Christian Weisflog, Moskau, swissinfo.ch
Die Ursachen des Georgien-Kriegs gehen weit in die Geschichte zurück.
Unter anderem Stalin hatte mit der Zwangsansiedlung von Georgiern in Abchasien für ethnischen Sprengstoff gesorgt, der beim Zusammenbruch der Sowjetunion explodierte.
Die Südosseten und die Abchasen lösten sich zu Beginn der 1990er-Jahre mit Waffengewalt faktisch vom georgischen Zentralstaat los.
Russland half den Separatisten bereits damals militärisch und logistisch.
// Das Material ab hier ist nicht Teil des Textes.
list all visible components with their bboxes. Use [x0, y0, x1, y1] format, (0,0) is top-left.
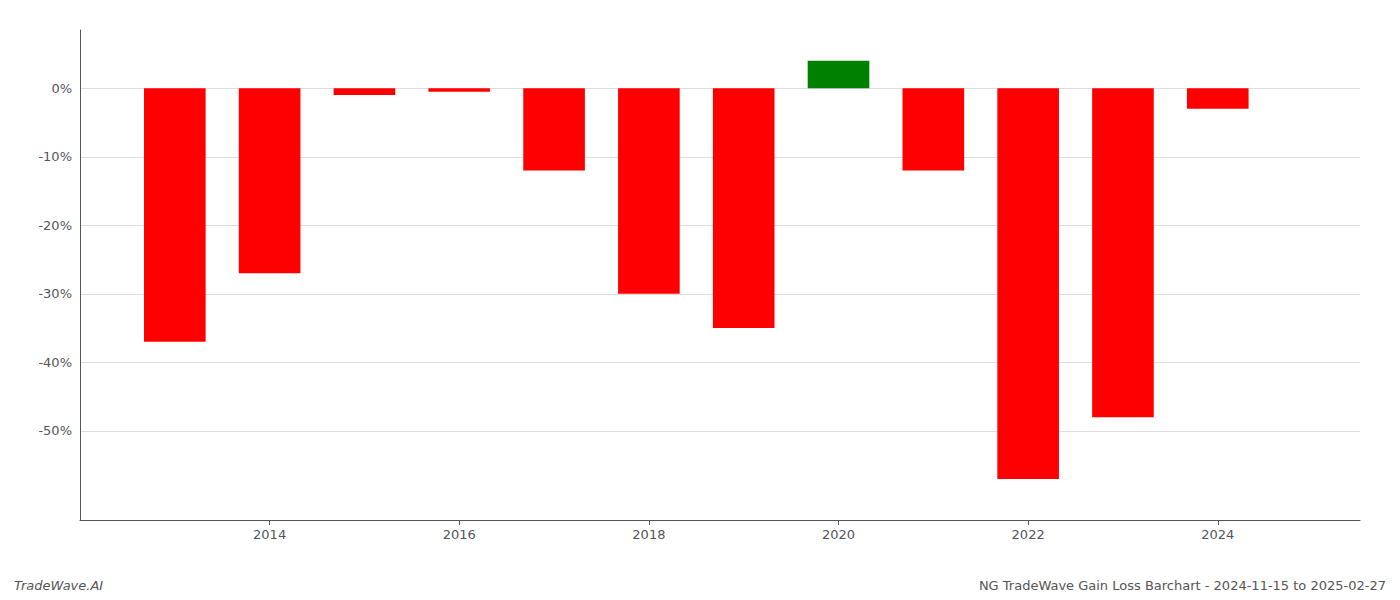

Danach stationierte Moskau in beiden Konfliktregionen Friedenssoldaten.
Trotz seiner offiziellen Vermittlerrolle trat der Kreml in dem Konflikt jedoch stets als Schutzmacht für die Separatisten auf.
Russland hatte kein Interesse an einer schnellen Lösung der territorialen Streitigkeiten, verhinderten sie doch einen schnellen Nato-Beitritt Georgiens.
Nach dem gewonnen Krieg vor einem Jahr anerkannte Moskau Südossetien und Abchasien als souveräne Staaten.
Der Kreml, der sich auf den Kosovo als Präzedenzfall beruft, steht mit dieser Anerkennung bis heute jedoch praktisch isoliert da.
Die EU und die USA fordern von Moskau indessen, seine Truppen auf die Vorkriegs-Positionen zurück zu ziehen.
Heidi Tagliavini ist krisengeprüft: Die 1950 in Basel geborene Diplomatin arbeitete als Botschafterin in Bosnien, war im kriegszerstörten Tschetschenien für die OSZE tätig und leitete zwischen 2002 und 2006 die UNO-Beobachtermission in Georgien.
Ende vergangenen Jahres wurde sie von der EU zur Leiterin der Untersuchungskommission ernannt, die nun die Hintergründe zum Georgien-Krieg liefern soll.
Zur Diplomatie kam Tagliavini unter anderem durch ihren Cousin – dem späteren Staatssekretär Franz Blankart.
Zuvor hatte sie in Genf Romanistik und Russisch studiert.